Reputation: 2866
I fetch lines of UTF-8 text from a page then dump into a file. The text in the original page appears fine. However, the text in the output file appears scrambled!
My attempt:
$myFile = "testFile.txt";
$fh = fopen($myFile, 'w') or die("can't open file");
$pageContent = file_get_contents("page.html");
//Here: use regex to grab the title ...
$stringData = $title."\n";
fwrite($fh, utf8_encode($stringData));
fclose($fh);
Before writing anything to the file. I saved the file as UTF-8 and i also saved it as Unicode, i still get scrambled text as:
ÊãäíÇÊí ááÌãíÚ
I'm not using PHP5
Any help will be appreciated...
Upvotes: 1
Views: 4011
Reputation: 522195
Don't use utf8_encode
!
Sorry for the shouting, it's just misused way too often.

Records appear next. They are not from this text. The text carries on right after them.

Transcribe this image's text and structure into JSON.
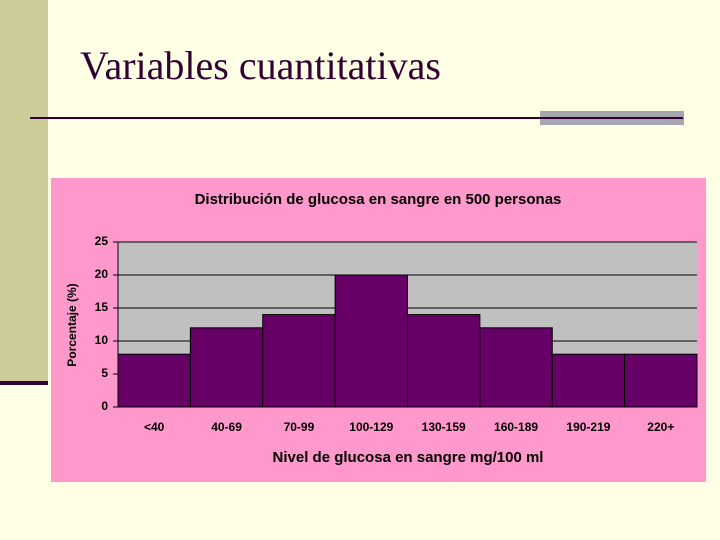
{
  "slide": {
    "title": "Variables cuantitativas"
  },
  "chart_data": {
    "type": "bar",
    "title": "Distribución de glucosa en sangre en 500 personas",
    "x_label": "Nivel de glucosa en sangre mg/100 ml",
    "y_label": "Porcentaje (%)",
    "categories": [
      "<40",
      "40-69",
      "70-99",
      "100-129",
      "130-159",
      "160-189",
      "190-219",
      "220+"
    ],
    "values": [
      8,
      12,
      14,
      20,
      14,
      12,
      8,
      8
    ],
    "color": "#660066",
    "ylim": [
      0,
      25
    ],
    "yticks": [
      0,
      5,
      10,
      15,
      20,
      25
    ],
    "grid": true
  }
}
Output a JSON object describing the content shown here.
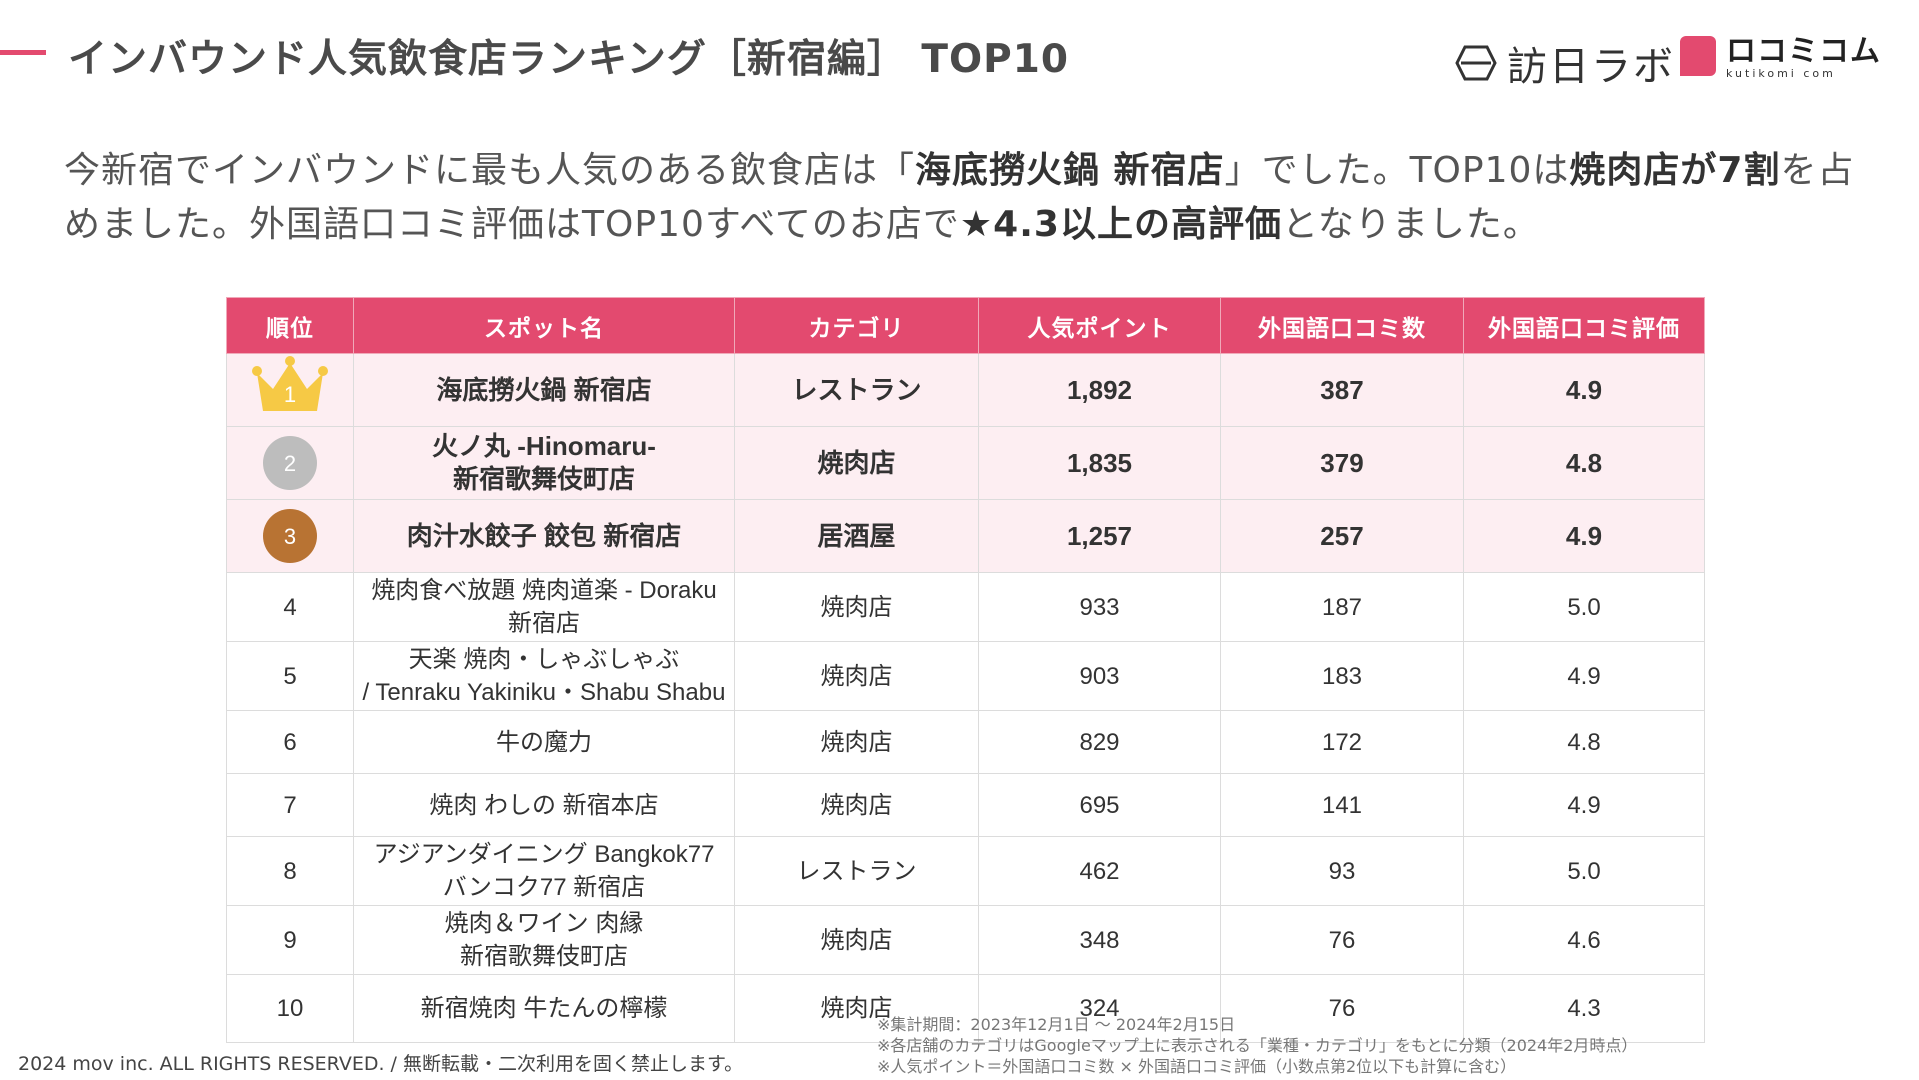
{
  "header": {
    "title": "インバウンド人気飲食店ランキング［新宿編］ TOP10",
    "logo_houlab": "訪日ラボ",
    "logo_kutikomi_main": "ロコミコム",
    "logo_kutikomi_sub": "kutikomi com"
  },
  "summary": {
    "p1": "今新宿でインバウンドに最も人気のある飲食店は「",
    "b1": "海底撈火鍋 新宿店",
    "p2": "」でした。TOP10は",
    "b2": "焼肉店が7割",
    "p3": "を占めました。外国語口コミ評価はTOP10すべてのお店で",
    "b3": "★4.3以上の高評価",
    "p4": "となりました。"
  },
  "table": {
    "headers": [
      "順位",
      "スポット名",
      "カテゴリ",
      "人気ポイント",
      "外国語口コミ数",
      "外国語口コミ評価"
    ],
    "rows": [
      {
        "rank": "1",
        "name_l1": "海底撈火鍋 新宿店",
        "name_l2": "",
        "category": "レストラン",
        "points": "1,892",
        "reviews": "387",
        "rating": "4.9"
      },
      {
        "rank": "2",
        "name_l1": "火ノ丸 -Hinomaru-",
        "name_l2": "新宿歌舞伎町店",
        "category": "焼肉店",
        "points": "1,835",
        "reviews": "379",
        "rating": "4.8"
      },
      {
        "rank": "3",
        "name_l1": "肉汁水餃子 餃包 新宿店",
        "name_l2": "",
        "category": "居酒屋",
        "points": "1,257",
        "reviews": "257",
        "rating": "4.9"
      },
      {
        "rank": "4",
        "name_l1": "焼肉食べ放題 焼肉道楽 - Doraku",
        "name_l2": "新宿店",
        "category": "焼肉店",
        "points": "933",
        "reviews": "187",
        "rating": "5.0"
      },
      {
        "rank": "5",
        "name_l1": "天楽 焼肉・しゃぶしゃぶ",
        "name_l2": "/ Tenraku Yakiniku・Shabu Shabu",
        "category": "焼肉店",
        "points": "903",
        "reviews": "183",
        "rating": "4.9"
      },
      {
        "rank": "6",
        "name_l1": "牛の魔力",
        "name_l2": "",
        "category": "焼肉店",
        "points": "829",
        "reviews": "172",
        "rating": "4.8"
      },
      {
        "rank": "7",
        "name_l1": "焼肉 わしの 新宿本店",
        "name_l2": "",
        "category": "焼肉店",
        "points": "695",
        "reviews": "141",
        "rating": "4.9"
      },
      {
        "rank": "8",
        "name_l1": "アジアンダイニング Bangkok77",
        "name_l2": "バンコク77 新宿店",
        "category": "レストラン",
        "points": "462",
        "reviews": "93",
        "rating": "5.0"
      },
      {
        "rank": "9",
        "name_l1": "焼肉＆ワイン 肉縁",
        "name_l2": "新宿歌舞伎町店",
        "category": "焼肉店",
        "points": "348",
        "reviews": "76",
        "rating": "4.6"
      },
      {
        "rank": "10",
        "name_l1": "新宿焼肉 牛たんの檸檬",
        "name_l2": "",
        "category": "焼肉店",
        "points": "324",
        "reviews": "76",
        "rating": "4.3"
      }
    ]
  },
  "notes": [
    "※集計期間：2023年12月1日 〜 2024年2月15日",
    "※各店舗のカテゴリはGoogleマップ上に表示される「業種・カテゴリ」をもとに分類（2024年2月時点）",
    "※人気ポイント＝外国語口コミ数 × 外国語口コミ評価（小数点第2位以下も計算に含む）"
  ],
  "footer": "2024 mov inc. ALL RIGHTS RESERVED. / 無断転載・二次利用を固く禁止します。",
  "colors": {
    "accent": "#e34a6f",
    "top_row_bg": "#fdeef2",
    "gold": "#f6c945",
    "silver": "#bdbdbd",
    "bronze": "#b87333"
  }
}
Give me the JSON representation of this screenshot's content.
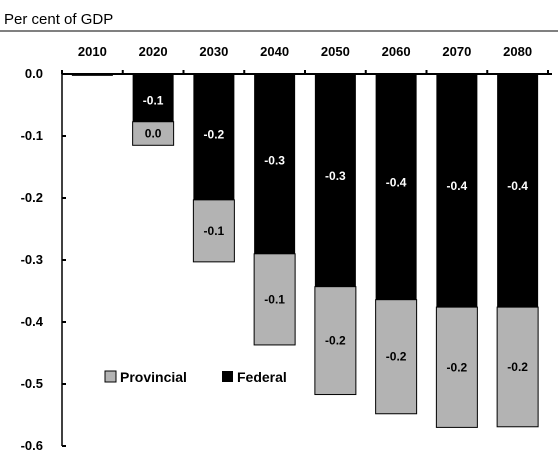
{
  "chart_data": {
    "type": "bar",
    "stacked": true,
    "title": "Per cent of GDP",
    "categories": [
      "2010",
      "2020",
      "2030",
      "2040",
      "2050",
      "2060",
      "2070",
      "2080"
    ],
    "series": [
      {
        "name": "Federal",
        "color": "#000000",
        "values": [
          -0.003,
          -0.077,
          -0.203,
          -0.29,
          -0.343,
          -0.364,
          -0.376,
          -0.376
        ],
        "labels": [
          "",
          "-0.1",
          "-0.2",
          "-0.3",
          "-0.3",
          "-0.4",
          "-0.4",
          "-0.4"
        ]
      },
      {
        "name": "Provincial",
        "color": "#b3b3b3",
        "values": [
          0.0,
          -0.038,
          -0.1,
          -0.147,
          -0.174,
          -0.184,
          -0.194,
          -0.193
        ],
        "labels": [
          "",
          "0.0",
          "-0.1",
          "-0.1",
          "-0.2",
          "-0.2",
          "-0.2",
          "-0.2"
        ]
      }
    ],
    "ylim": [
      -0.6,
      0.0
    ],
    "yticks": [
      "0.0",
      "-0.1",
      "-0.2",
      "-0.3",
      "-0.4",
      "-0.5",
      "-0.6"
    ],
    "xaxis_position": "top",
    "legend": {
      "placement": "bottom-left",
      "items": [
        "Provincial",
        "Federal"
      ]
    },
    "grid": false
  }
}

Your text is already in UTF-8.* You do not need to encode it to UTF-8 again.
utf8_encode
converts Latin1 encoded text to UTF-8. Your text is not Latin1 encoded. That's why it screws up. Just read and write the text, done. No encoding conversion or re-encoding necessary.
* Assuming page.html
is encoded in UTF-8. From what you're saying, it seems to be.
Upvotes: 7
Reputation: 17366
It looks like you are double encoding. If you read the utf8_encode documentation you'll see that it is designed to encode ISO-8859-1 strings into UTF-8. If you've already got a UTF-8 string you should not run this function on it; otherwise it will interpret it as ISO-8859-1 and do incorrect encoding.
Upvotes: 0